How Treatment Medications Shorten the Experience
Medication-assisted treatment can dramatically reduce or even eliminate withdrawal symptoms. Buprenorphine, one of the most commonly used treatment medications, works by partially activating the same brain receptors as other opioids, relieving withdrawal without producing a strong high. In the standard approach, it’s started once withdrawal reaches a moderate level, typically on day 1 or 2, and can cut the worst symptoms short within hours of the first dose.

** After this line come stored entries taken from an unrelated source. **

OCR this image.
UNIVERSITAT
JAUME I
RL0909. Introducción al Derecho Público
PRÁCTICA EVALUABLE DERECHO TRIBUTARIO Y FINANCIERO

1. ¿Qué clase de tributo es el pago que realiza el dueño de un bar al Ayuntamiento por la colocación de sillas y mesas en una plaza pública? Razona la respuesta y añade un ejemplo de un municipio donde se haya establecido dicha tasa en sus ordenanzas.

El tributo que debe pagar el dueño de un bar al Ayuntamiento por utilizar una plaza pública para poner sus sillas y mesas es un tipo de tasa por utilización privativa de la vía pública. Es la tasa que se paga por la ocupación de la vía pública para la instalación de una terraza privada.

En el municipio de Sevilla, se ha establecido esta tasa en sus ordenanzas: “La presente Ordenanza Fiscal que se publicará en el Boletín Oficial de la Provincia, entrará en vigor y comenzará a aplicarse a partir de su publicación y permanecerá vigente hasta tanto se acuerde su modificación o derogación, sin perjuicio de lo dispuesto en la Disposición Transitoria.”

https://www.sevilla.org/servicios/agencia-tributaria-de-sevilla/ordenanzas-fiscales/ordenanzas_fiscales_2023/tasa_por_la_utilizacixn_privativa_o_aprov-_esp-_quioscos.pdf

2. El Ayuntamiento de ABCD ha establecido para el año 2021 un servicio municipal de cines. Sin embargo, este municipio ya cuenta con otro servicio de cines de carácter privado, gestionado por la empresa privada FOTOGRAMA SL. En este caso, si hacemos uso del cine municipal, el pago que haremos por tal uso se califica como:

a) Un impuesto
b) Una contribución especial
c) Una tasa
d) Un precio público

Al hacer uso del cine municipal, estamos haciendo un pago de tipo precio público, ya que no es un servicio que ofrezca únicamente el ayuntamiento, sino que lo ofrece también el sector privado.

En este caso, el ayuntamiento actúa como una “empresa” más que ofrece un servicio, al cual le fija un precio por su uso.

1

A newer method called low-dose induction (sometimes called the Bernese method) allows buprenorphine to be started in very small amounts while a person is still using opioids. The dose is slowly increased over days to weeks, and by the time the full opioid is stopped, the transition can happen with little to no withdrawal at all. In documented cases, patients have switched from heroin or other opioids to full treatment doses of buprenorphine over 9 to 29 days without experiencing significant withdrawal symptoms.
Physical Risks During Withdrawal
Opioid withdrawal is intensely uncomfortable but rarely life-threatening on its own. The main physical dangers come from the vomiting and diarrhea during peak withdrawal, which can cause dehydration and electrolyte imbalances. In severe cases, vomiting while sedated or semi-conscious can lead to aspiration, where stomach contents enter the lungs and cause infection.
The most dangerous moment, though, comes after withdrawal ends. Completing detox resets your tolerance to a much lower level. People who return to using the same dose they took before withdrawal are at high risk of overdose. This is the single biggest complication of opioid withdrawal, and it’s the reason that withdrawal alone, without ongoing treatment or support, carries serious risk.